Avanos’taki çömlekçilik çoğunlukla geleneksel yöntemlere dayanır. Avanos’a gidip gelenlerin de izleme şansı bulduğu bu yapım metoduna artık günümüz teknolojileri de katkılar sunmaktadır. Avonos’taki çömlek yapımı turistlerin ve ziyaretçilerin de izlemesini sağlayacak şekilde turistik mekânların içinde de sürdürülür. Avanos’taki çömlek ustaları çağdaş gelişmelerden de yararlanılmaktadır. Çark üzerinde çömlek yapan ustaların yapım işleri şu şekildedir. “ Çevreden alıp işledikleri çamurları “çamur yalağına koyarak silindirden geçirilir ve yabancı maddelerden arıtılır. Daha sonra çırak alır ustanın önünde topaç yaparak çamuru çarkın üzerine yerleştirir. ve usta çamuru işleyerek arzu ettiği biçim ebat ve kullanıma uygun bir çömlek yapar. Bu çömleklerin belli bir bekleme ve olgulaşma süreci vardır. İşlenen çamurun hava Şartlarına göre bekleme süresi ortalama 20 gündür. Bu süreç bitikten sonra işlenmiş çömlekler fırına istif olunur. 3 gün 3 gece odunla yanar. Ayar deliklerinden bakılarak, pişip pişmediği kontrol edilir. Piştikten sonra kapıları açılır, 2 gün soğumaya bırakılır ve ocak boşaltılır. Bu esnada ıskartalar sağlamlarından ayrılır. Çömleklerin konulduğu fırınlar oldukça büyük ebatlı fırınlar olmaktadır. Normalde bir fırından 1500-2000 parça malzeme çıkar."(1)

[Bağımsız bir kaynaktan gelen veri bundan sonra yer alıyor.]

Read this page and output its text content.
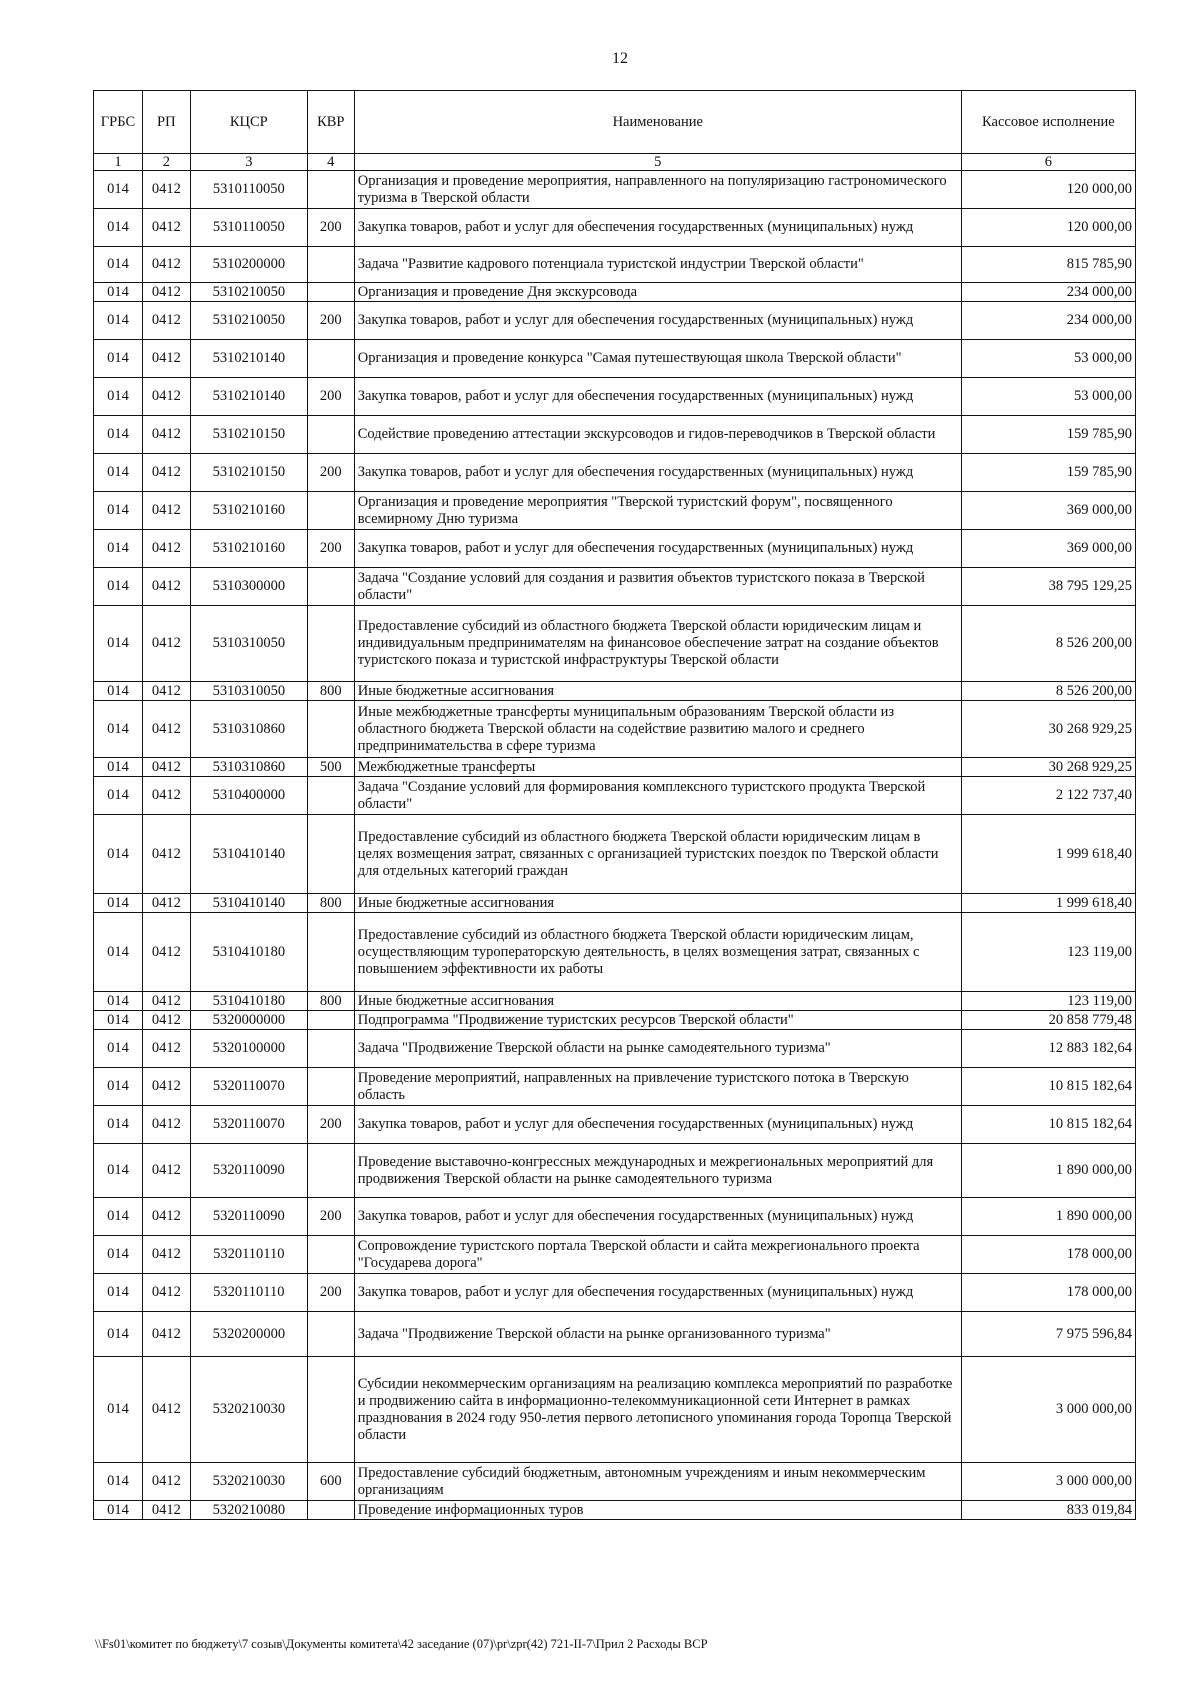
12
ГРБС	РП	КЦСР	КВР	Наименование	Кассовое исполнение
1	2	3	4	5	6
014	0412	5310110050		Организация и проведение мероприятия, направленного на популяризацию гастрономического туризма в Тверской области	120 000,00
014	0412	5310110050	200	Закупка товаров, работ и услуг для обеспечения государственных (муниципальных) нужд	120 000,00
014	0412	5310200000		Задача "Развитие кадрового потенциала туристской индустрии Тверской области"	815 785,90
014	0412	5310210050		Организация и проведение Дня экскурсовода	234 000,00
014	0412	5310210050	200	Закупка товаров, работ и услуг для обеспечения государственных (муниципальных) нужд	234 000,00
014	0412	5310210140		Организация и проведение конкурса "Самая путешествующая школа Тверской области"	53 000,00
014	0412	5310210140	200	Закупка товаров, работ и услуг для обеспечения государственных (муниципальных) нужд	53 000,00
014	0412	5310210150		Содействие проведению аттестации экскурсоводов и гидов-переводчиков в Тверской области	159 785,90
014	0412	5310210150	200	Закупка товаров, работ и услуг для обеспечения государственных (муниципальных) нужд	159 785,90
014	0412	5310210160		Организация и проведение мероприятия "Тверской туристский форум", посвященного всемирному Дню туризма	369 000,00
014	0412	5310210160	200	Закупка товаров, работ и услуг для обеспечения государственных (муниципальных) нужд	369 000,00
014	0412	5310300000		Задача "Создание условий для создания и развития объектов туристского показа в Тверской области"	38 795 129,25
014	0412	5310310050		Предоставление субсидий из областного бюджета Тверской области юридическим лицам и индивидуальным предпринимателям на финансовое обеспечение затрат на создание объектов туристского показа и туристской инфраструктуры Тверской области	8 526 200,00
014	0412	5310310050	800	Иные бюджетные ассигнования	8 526 200,00
014	0412	5310310860		Иные межбюджетные трансферты муниципальным образованиям Тверской области из областного бюджета Тверской области на содействие развитию малого и среднего предпринимательства в сфере туризма	30 268 929,25
014	0412	5310310860	500	Межбюджетные трансферты	30 268 929,25
014	0412	5310400000		Задача "Создание условий для формирования комплексного туристского продукта Тверской области"	2 122 737,40
014	0412	5310410140		Предоставление субсидий из областного бюджета Тверской области юридическим лицам в целях возмещения затрат, связанных с организацией туристских поездок по Тверской области для отдельных категорий граждан	1 999 618,40
014	0412	5310410140	800	Иные бюджетные ассигнования	1 999 618,40
014	0412	5310410180		Предоставление субсидий из областного бюджета Тверской области юридическим лицам, осуществляющим туроператорскую деятельность, в целях возмещения затрат, связанных с повышением эффективности их работы	123 119,00
014	0412	5310410180	800	Иные бюджетные ассигнования	123 119,00
014	0412	5320000000		Подпрограмма "Продвижение туристских ресурсов Тверской области"	20 858 779,48
014	0412	5320100000		Задача "Продвижение Тверской области на рынке самодеятельного туризма"	12 883 182,64
014	0412	5320110070		Проведение мероприятий, направленных на привлечение туристского потока в Тверскую область	10 815 182,64
014	0412	5320110070	200	Закупка товаров, работ и услуг для обеспечения государственных (муниципальных) нужд	10 815 182,64
014	0412	5320110090		Проведение выставочно-конгрессных международных и межрегиональных мероприятий для продвижения Тверской области на рынке самодеятельного туризма	1 890 000,00
014	0412	5320110090	200	Закупка товаров, работ и услуг для обеспечения государственных (муниципальных) нужд	1 890 000,00
014	0412	5320110110		Сопровождение туристского портала Тверской области и сайта межрегионального проекта "Государева дорога"	178 000,00
014	0412	5320110110	200	Закупка товаров, работ и услуг для обеспечения государственных (муниципальных) нужд	178 000,00
014	0412	5320200000		Задача "Продвижение Тверской области на рынке организованного туризма"	7 975 596,84
014	0412	5320210030		Субсидии некоммерческим организациям на реализацию комплекса мероприятий по разработке и продвижению сайта в информационно-телекоммуникационной сети Интернет в рамках празднования в 2024 году 950-летия первого летописного упоминания города Торопца Тверской области	3 000 000,00
014	0412	5320210030	600	Предоставление субсидий бюджетным, автономным учреждениям и иным некоммерческим организациям	3 000 000,00
014	0412	5320210080		Проведение информационных туров	833 019,84
\\Fs01\комитет по бюджету\7 созыв\Документы комитета\42 заседание (07)\pr\zpr(42) 721-II-7\Прил 2 Расходы ВСР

Avanoslu ustalar çömleklerini ziyaretçilerin en çok uğradıkları mağaralar içinde içeriden veya dışarıdan gelen turistlerin izleyebilecekleri bir şekilde imal ederler. Ziyaretçiler çömleğin imal edildiğini görebilir hatta ustaların yanına sokularak kendileri de çömlek imal edebilmektedir. Dönen çarkın üzerine konulan macun şeklindeki çamura el ve parmaklara şekil verilmesi zevkli ve aktif bir sunum sağlar. Çıkrığın üstünde dönen çamur topuna verilen şekillendirilmelere bizzat şahit olursunuz hatta. Ustaların yardımı ile kendiniz de çamur topuna dokunarak elleriniz ve parmaklarınız ile bir çömlek imal edebilirsiniz. Çömlek ustası bir ayağı ile çıkrığın dönen milini kontrol ederken elleri ve parmakları ile çamura şekil vermekte, bu çamur topunun içini oymakta çamuru bombeli, yuvarlak uzun, kısa, büyük küçük vb kâse, vazo, tas, kupa, tencere, sürahi vb şekline getirmektedir. Parmağın elin, tırnağın sayesinde bu çamur topu dönen çarkın üstünde çok değişik hallere bürünüp çıkmaktadır. Çarkın üstüne koyduğu bir avuç çamuru evirip çeviren milin üzerinde ellileriyle, parmaklarıyla, tırnaklarıyla hallerden hale sokan usta bu çamuru ne yapmak istiyorsa o hale getirip tas, güveç kapı, sürahi, vazo ya da bir küp olup çıkıveren mamulü tezgâhın üzerinden alıp, kurutmaya fırınlamaya vb ayırmaktadır. Ustanın yanına oturup çamura şekil vermeyi siz de denebilir siz de bu şekilde bir çömlek yapıp çıkabilirsiniz..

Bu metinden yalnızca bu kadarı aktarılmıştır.